Race to the top
Battle for excellence continues as districts and areas swap rankings
National end-to-end scanning results remained strong during the week ending July 13, with a performance score of almost 94 percent.
At the area level, Southern maintained its first-place spot with a score of 94.7 percent. Capital Metro jumped from fourth to second with a score of 94.4 percent. Great Lakes, Western and Eastern rounded out the top five, respectively.
In the nation’s districts, Central Plains climbed from second to first place with a score of 96.8 percent. Arkansas leaped from fifth to second place, posting a score of 96.5 percent. Alabama charged up the rankings from tenth place to fourth with a score of 96 percent.
Standings in the ZIP-3 areas underwent significant changes. Aberdeen, SD (574) continued its hold on first place with a performance rating of 99.4 percent. Salina, KS (669), moved from tenth to second place with a score of 98.5 percent. In third place, Culpeper, VA (227), soared from a rank of 82 in the previous week with a performance rating of 98.5 percent.
Performance scores and standings change regularly. Readers with EDW eAccess approval can go to the Operations home page to view a dashboard with the latest performance scores. Note: the website is available only to readers using postal computers or BlackBerries)
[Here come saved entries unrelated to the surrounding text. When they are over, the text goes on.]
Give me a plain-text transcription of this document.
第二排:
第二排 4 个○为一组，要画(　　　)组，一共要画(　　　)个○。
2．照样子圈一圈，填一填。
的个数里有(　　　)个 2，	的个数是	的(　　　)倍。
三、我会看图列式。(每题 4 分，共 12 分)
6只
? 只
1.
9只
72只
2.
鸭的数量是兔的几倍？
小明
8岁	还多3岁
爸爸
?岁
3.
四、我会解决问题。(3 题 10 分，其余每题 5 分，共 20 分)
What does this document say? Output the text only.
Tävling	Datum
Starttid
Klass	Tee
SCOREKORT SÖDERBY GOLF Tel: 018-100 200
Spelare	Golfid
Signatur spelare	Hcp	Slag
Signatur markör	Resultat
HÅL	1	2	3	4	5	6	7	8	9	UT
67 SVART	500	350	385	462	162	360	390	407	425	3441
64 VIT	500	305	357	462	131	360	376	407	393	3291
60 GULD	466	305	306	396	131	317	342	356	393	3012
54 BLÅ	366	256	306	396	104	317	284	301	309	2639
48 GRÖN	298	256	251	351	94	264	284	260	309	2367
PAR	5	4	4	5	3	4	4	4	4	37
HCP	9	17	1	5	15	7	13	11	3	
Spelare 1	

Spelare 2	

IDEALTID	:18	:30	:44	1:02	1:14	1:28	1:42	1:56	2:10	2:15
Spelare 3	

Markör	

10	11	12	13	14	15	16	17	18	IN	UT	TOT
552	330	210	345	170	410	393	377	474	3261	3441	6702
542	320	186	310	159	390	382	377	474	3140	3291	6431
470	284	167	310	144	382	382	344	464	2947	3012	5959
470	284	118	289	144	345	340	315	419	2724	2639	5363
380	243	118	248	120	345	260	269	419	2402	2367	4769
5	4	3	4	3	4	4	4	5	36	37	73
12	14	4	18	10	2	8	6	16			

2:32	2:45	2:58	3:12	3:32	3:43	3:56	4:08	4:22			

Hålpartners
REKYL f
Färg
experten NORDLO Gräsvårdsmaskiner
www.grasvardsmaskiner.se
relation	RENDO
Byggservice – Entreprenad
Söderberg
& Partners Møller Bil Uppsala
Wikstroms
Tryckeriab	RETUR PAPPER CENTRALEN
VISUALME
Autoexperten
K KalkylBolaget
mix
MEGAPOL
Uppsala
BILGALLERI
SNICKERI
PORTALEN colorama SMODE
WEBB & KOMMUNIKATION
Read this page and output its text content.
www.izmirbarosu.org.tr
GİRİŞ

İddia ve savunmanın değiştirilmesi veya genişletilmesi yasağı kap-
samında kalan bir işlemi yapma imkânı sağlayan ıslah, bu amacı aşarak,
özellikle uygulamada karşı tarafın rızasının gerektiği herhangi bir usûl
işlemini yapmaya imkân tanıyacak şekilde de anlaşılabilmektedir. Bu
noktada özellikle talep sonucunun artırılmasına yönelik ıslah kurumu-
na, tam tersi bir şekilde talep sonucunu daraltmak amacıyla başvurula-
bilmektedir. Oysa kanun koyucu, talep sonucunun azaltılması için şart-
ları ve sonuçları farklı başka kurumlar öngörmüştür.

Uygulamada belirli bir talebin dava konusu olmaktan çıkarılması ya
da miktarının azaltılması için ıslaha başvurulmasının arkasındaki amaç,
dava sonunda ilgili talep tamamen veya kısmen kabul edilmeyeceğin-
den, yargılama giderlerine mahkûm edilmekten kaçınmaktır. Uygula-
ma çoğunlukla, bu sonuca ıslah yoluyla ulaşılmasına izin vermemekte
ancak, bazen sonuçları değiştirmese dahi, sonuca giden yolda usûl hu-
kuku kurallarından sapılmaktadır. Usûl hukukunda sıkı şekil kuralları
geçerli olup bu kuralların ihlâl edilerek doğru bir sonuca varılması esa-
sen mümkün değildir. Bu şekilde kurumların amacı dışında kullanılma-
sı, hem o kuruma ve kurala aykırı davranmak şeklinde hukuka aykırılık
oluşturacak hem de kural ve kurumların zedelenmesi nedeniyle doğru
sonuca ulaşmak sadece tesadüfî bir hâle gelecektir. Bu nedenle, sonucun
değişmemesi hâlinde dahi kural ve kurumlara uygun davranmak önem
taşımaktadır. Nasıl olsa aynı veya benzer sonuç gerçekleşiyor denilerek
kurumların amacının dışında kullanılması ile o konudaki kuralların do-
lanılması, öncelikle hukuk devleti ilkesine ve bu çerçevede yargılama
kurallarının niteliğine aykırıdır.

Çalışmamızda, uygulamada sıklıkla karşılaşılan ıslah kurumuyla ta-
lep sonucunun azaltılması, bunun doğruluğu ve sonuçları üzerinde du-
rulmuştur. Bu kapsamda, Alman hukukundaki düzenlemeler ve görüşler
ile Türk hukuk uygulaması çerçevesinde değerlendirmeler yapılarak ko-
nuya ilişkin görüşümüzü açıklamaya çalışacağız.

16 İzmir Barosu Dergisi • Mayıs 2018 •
Scanning improvement activities fall under the corporate “Product Visibility” initiative — one of more than 30 that make up the Delivering Results, Innovation, Value and Efficiency (DRIVE) program. For more information, go to the DRIVE website on Blue. (Note: the website is available only to readers using postal computers or BlackBerries).

I probably have an average of 30 scanable parcels per day, so two missing scans would create a score of roughly 94 percent. There are several reasons this could happen, all of which could be addressed by the Postal Service, with much improvement made.
We accept customer-printed address labels with bar codes that are barely readable, or not readable, due to low ink. They may have to be entered manually.
We accept labels that are placed on parcel creases, which crinkles the bar code and makes it necessary to enter manually.
We accept labels on round or rounded parcels that are placed in such a manner that the scanner cannot “read around” the bar code, again making it necessary for a manual entry.
The ink on some of these bar codes smears when struck by another parcel, or the label is torn in such a way that the bar code AND the number are totally unreadable. These cannot even be entered manually.
I try to manually enter what I can, but it takes TIME, something that is ahem, frowned upon, and carriers often get disgusted wasting time trying to scan a bar code, and after a minute or so, give up, not wasting another minute with manual entry.
Acceptance of poorly printed and poorly placed labels should be addressed,
since we are judged, internally and externally, on scan percentages!
That would leave label damage, which is usually our fault, and again, often an issue of “no time to handle the parcel with more care”.
Another issue is we have to scan our parcels “to the route” while we are loading our vehicles. “Misthrows” often are simply not scanned to the route, and “taken for a ride” because we simply are not given time to go back into the building and put the parcels back into sorting. If the clerks are through sorting, or the correct route has already left for the street, then the parcels sit there another day. This is an internal time disallowance problem, no matter how the supervisors spin it.
Since scanning scores are so important, so competitive, and so necessary to our credibility and service, I think we could easily get scores up to a consistent 98 or 99 percent if these issues would simply improve.